I read "Fooled by Randomness: The Hidden Role of Chance in Life and in the Markets" by the esteemed Nassim Nicholas Taleb a while ago. In the process, I recall chancing upon a probabilistic mechanism referred to as the "Wittgenstein’s Ruler". I think it can be applied to explain the relationship between a person passing judgment on someone (the "judgor") and the someone being judged on (the "judgee").

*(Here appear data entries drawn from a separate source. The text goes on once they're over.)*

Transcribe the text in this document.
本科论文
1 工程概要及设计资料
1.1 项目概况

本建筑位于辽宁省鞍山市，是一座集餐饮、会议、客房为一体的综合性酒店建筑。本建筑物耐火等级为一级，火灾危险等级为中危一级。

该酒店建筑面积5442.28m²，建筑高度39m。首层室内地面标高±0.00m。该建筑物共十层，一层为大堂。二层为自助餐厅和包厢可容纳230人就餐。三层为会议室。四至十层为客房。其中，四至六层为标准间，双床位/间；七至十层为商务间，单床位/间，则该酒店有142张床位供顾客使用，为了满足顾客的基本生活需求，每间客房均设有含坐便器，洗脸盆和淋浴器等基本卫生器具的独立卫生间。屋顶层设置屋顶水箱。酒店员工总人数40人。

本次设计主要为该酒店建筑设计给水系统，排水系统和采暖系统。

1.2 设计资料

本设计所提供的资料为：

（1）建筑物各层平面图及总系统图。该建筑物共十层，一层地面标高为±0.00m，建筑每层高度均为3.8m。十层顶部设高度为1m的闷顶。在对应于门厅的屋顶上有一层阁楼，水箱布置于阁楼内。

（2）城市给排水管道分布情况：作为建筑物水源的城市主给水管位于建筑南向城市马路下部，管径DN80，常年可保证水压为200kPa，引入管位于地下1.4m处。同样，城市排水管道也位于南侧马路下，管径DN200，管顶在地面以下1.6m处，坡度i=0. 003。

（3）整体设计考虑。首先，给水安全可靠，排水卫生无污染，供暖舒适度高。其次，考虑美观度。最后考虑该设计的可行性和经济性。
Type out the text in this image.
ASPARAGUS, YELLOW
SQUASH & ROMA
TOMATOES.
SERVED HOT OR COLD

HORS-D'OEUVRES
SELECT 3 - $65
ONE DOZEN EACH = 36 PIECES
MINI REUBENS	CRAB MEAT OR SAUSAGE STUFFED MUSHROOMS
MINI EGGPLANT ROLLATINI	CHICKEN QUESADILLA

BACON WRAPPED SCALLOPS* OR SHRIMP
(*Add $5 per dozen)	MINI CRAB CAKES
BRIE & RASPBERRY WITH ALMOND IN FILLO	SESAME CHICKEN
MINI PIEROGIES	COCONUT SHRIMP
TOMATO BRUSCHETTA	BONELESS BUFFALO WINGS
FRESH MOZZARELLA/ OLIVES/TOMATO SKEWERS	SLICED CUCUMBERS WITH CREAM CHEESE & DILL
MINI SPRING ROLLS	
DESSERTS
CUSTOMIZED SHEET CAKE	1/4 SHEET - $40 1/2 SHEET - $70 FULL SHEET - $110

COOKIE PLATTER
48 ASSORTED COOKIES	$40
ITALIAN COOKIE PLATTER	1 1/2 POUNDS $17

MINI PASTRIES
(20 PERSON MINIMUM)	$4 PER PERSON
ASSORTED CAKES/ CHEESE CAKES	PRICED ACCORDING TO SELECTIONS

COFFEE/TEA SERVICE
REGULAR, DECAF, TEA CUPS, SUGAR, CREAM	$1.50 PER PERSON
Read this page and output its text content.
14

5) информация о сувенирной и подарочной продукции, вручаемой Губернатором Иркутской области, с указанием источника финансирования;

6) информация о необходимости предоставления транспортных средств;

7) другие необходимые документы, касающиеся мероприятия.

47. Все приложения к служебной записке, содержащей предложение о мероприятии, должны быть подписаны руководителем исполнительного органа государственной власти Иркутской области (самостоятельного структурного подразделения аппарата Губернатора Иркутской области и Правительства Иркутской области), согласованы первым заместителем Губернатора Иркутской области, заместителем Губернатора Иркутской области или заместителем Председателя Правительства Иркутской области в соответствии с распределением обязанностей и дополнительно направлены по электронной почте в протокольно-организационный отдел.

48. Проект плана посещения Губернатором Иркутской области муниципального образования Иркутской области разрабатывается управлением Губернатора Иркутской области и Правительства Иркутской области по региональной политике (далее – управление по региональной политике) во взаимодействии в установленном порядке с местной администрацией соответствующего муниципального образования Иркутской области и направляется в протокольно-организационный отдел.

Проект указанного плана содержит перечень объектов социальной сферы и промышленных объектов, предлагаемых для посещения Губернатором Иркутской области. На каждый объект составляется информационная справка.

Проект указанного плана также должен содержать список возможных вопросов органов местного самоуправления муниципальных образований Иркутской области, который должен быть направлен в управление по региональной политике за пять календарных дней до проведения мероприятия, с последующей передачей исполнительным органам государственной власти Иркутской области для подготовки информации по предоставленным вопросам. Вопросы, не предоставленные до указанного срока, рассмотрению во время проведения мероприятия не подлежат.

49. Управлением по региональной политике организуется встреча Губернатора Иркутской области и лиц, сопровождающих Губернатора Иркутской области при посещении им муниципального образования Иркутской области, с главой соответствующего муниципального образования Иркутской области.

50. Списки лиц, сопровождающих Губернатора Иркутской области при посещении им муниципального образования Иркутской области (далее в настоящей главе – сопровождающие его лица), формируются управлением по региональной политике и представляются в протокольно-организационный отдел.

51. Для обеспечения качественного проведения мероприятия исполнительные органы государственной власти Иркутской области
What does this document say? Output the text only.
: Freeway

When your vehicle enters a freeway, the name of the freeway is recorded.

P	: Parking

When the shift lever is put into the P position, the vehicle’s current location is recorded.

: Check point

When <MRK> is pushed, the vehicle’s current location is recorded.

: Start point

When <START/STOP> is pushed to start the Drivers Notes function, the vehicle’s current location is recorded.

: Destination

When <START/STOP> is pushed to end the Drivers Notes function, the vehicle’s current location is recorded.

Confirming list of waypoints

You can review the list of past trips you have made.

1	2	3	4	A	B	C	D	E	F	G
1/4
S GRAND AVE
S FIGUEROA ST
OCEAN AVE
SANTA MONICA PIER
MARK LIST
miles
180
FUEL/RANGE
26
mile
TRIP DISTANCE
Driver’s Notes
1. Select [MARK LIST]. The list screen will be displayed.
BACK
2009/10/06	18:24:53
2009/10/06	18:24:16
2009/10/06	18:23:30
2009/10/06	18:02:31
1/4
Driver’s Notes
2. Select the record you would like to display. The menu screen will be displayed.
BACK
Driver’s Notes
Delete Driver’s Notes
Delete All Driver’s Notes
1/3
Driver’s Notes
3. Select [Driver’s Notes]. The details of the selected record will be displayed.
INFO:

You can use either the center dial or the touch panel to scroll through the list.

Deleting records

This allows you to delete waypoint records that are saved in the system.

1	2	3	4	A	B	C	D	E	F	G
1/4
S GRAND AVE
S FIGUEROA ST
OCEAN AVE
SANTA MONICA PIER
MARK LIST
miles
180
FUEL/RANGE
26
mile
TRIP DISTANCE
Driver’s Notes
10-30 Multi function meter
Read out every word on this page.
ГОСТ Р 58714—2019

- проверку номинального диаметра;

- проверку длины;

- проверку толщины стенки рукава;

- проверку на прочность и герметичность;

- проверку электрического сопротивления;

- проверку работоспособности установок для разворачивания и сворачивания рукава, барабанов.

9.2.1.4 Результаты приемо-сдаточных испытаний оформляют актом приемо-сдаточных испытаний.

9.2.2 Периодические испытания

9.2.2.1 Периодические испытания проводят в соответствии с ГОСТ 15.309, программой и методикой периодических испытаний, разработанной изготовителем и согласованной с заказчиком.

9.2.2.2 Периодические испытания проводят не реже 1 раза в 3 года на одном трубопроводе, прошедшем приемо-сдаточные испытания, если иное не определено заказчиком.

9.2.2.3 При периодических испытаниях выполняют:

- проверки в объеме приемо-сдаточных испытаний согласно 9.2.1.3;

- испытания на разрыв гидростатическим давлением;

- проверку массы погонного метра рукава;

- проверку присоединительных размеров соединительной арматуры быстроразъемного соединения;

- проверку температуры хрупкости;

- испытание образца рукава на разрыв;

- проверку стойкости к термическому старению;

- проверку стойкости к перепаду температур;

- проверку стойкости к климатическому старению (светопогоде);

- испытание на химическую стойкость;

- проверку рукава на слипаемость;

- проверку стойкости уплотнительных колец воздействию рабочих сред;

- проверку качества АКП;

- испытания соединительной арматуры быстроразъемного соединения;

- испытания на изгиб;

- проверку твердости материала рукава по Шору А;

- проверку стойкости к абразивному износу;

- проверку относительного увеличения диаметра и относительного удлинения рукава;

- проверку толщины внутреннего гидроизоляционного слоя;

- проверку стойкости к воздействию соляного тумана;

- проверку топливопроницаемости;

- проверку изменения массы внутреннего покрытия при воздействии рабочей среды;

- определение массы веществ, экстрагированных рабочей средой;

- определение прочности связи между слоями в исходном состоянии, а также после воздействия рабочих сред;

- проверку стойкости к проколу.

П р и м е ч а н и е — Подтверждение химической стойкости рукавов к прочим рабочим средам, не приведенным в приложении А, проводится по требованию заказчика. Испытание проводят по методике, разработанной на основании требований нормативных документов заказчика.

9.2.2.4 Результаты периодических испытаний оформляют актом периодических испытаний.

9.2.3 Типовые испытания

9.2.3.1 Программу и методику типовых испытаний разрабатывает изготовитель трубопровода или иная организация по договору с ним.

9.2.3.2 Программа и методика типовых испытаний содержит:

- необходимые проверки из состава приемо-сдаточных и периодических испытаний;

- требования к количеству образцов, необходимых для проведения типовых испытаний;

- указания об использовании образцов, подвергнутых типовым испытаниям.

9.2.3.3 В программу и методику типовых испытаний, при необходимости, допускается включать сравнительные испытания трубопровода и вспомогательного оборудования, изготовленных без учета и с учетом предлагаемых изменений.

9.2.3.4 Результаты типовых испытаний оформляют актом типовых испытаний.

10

Taleb says: "Unless the source of a statement has extremely high qualifications, the statement will be more revealing of the author than the information intended by him. This applies to matters of judgment. According to Wittgenstein's ruler: Unless you have confidence in the ruler's reliability, if you use a ruler to measure a table you may also be using the table to measure the ruler. The less you trust the ruler's reliability, the more information you are getting about the ruler and the less about the table. A practical example of Wittgenstein's ruler is: The information from an anonymous reader on Amazon.com is all about the person, while that of a qualified person, is going to be all about the book."
In the case of the judgor versus the judgee, unless the judgor has impeccable credentials and expertise in the area he is passing judgment on, his statement would normally be more revealing of himself than on the subject matter being judged. And more often than not, it would be his subjective bigotry on the subject matter that is revealed.